Der Asien-Vorstand der Deutschen Bank warnt davor, chinesische Investitionen zu erschweren, und erklärt im Interview, warum das Geldhaus in der Volksrepublik auf Angriff schalten will – und warum es dafür eine Vollbanklizenz braucht.
02.08.2017 - 06:07 Uhr Kommentieren
„China möchte viel enger mit uns zusammenarbeiten, und es wäre nicht sinnvoll, sich abzuschotten.“ Quelle: picture alliance/dpa
Werner Steinmüller

„China möchte viel enger mit uns zusammenarbeiten, und es wäre nicht sinnvoll, sich abzuschotten.“

(Foto: picture alliance/dpa)

Frankfurt Das Vorstandsbüro von Werner Steinmüller in den silberglänzenden Doppeltürmen an der Frankfurter Taunusanlage wirkt unpersönlich, fast schon steril. Dafür gibt es einen guten Grund. Steinmüller ist kaum noch hier, seit er im Herbst 2016 zum ersten hauptamtlichen Asien-Vorstand des Geldhauses befördert wurde.

Herr Steinmüller, was bringt Sie nach Frankfurt? Seit Sie im Vorstand für Asien verantwortlich sind, ist Ihr Dienstsitz doch eigentlich Hongkong?
Das stimmt, aber natürlich bin ich trotzdem regelmäßig in Deutschland.
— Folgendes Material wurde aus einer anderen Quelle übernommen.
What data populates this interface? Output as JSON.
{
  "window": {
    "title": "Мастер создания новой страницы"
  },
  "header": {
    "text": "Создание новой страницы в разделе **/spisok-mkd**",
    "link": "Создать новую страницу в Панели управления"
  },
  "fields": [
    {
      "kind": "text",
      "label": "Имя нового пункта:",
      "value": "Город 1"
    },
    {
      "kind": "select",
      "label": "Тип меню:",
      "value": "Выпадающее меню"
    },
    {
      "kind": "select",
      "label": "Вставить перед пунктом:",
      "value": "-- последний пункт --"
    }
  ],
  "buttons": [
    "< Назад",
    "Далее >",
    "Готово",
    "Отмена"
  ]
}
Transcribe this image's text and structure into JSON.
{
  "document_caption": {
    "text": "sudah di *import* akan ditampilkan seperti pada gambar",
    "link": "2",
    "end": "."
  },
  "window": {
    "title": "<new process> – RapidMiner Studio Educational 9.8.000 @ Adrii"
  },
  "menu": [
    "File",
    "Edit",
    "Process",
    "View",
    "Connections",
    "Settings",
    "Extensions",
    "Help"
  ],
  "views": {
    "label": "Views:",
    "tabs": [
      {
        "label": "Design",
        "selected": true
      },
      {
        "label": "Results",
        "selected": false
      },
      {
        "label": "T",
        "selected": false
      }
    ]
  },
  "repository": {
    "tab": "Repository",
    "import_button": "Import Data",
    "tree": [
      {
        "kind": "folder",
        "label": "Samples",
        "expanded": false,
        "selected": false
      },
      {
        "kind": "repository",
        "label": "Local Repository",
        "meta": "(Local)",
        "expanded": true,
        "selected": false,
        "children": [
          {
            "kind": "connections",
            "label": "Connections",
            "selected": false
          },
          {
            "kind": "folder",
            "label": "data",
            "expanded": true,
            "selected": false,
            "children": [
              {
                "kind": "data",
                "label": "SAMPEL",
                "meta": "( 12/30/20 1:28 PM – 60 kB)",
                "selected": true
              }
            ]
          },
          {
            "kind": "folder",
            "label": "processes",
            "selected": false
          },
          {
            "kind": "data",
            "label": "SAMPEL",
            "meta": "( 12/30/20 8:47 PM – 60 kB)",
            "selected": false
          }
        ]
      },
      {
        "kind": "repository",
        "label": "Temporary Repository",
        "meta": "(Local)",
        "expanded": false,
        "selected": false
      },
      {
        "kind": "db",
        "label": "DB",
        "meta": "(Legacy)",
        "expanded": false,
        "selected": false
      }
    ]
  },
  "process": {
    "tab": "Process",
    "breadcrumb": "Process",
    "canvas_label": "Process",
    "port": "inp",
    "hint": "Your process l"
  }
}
Einmal im Monat, so lautet im Moment die Faustregel. Aber den Löwenanteil meiner Zeit verbringe ich in Hongkong und an anderen Standorten in Asien.

Das Thema China scheint Sie im Moment besonders umzutreiben. Vor kurzem haben Sie vereinbart, mit der China Development Bank in den nächsten fünf Jahren drei Milliarden Dollar für Projekte der Initiative „Neue Seidenstraße“ zur Verfügung zu stellen. China knüpft mit dem Investitionsprojekt an die historische Seidenstraße an, bis ins Mittelalter die wichtigste Handelsverbindung zwischen China und Europa. Nun sind hier neue Straßen und Schienenverbindungen geplant, die den Handel ankurbeln sollen. Was kann die Deutsche Bank dabei tun?
Man sollte dieses chinesische Projekt auf keinen Fall zu eng definieren. Es geht hier nicht nur um die historische Seidenstraße. Die neue moderne Seidenstraße steht symbolisch für die Öffnung der chinesischen Wirtschaft insgesamt. Dabei geht es nicht nur um Infrastrukturprojekte oder die Entwicklung neuer Exportmärkte, sondern auch um die Liberalisierung der Währungs- und Kapitalmärkte. Und wie auf jedem wichtigen Verkehrsweg fließt der Verkehr auf der modernen Seidenstraße nicht nur in eine Richtung – es geht um Austausch, um ein Geben und Nehmen.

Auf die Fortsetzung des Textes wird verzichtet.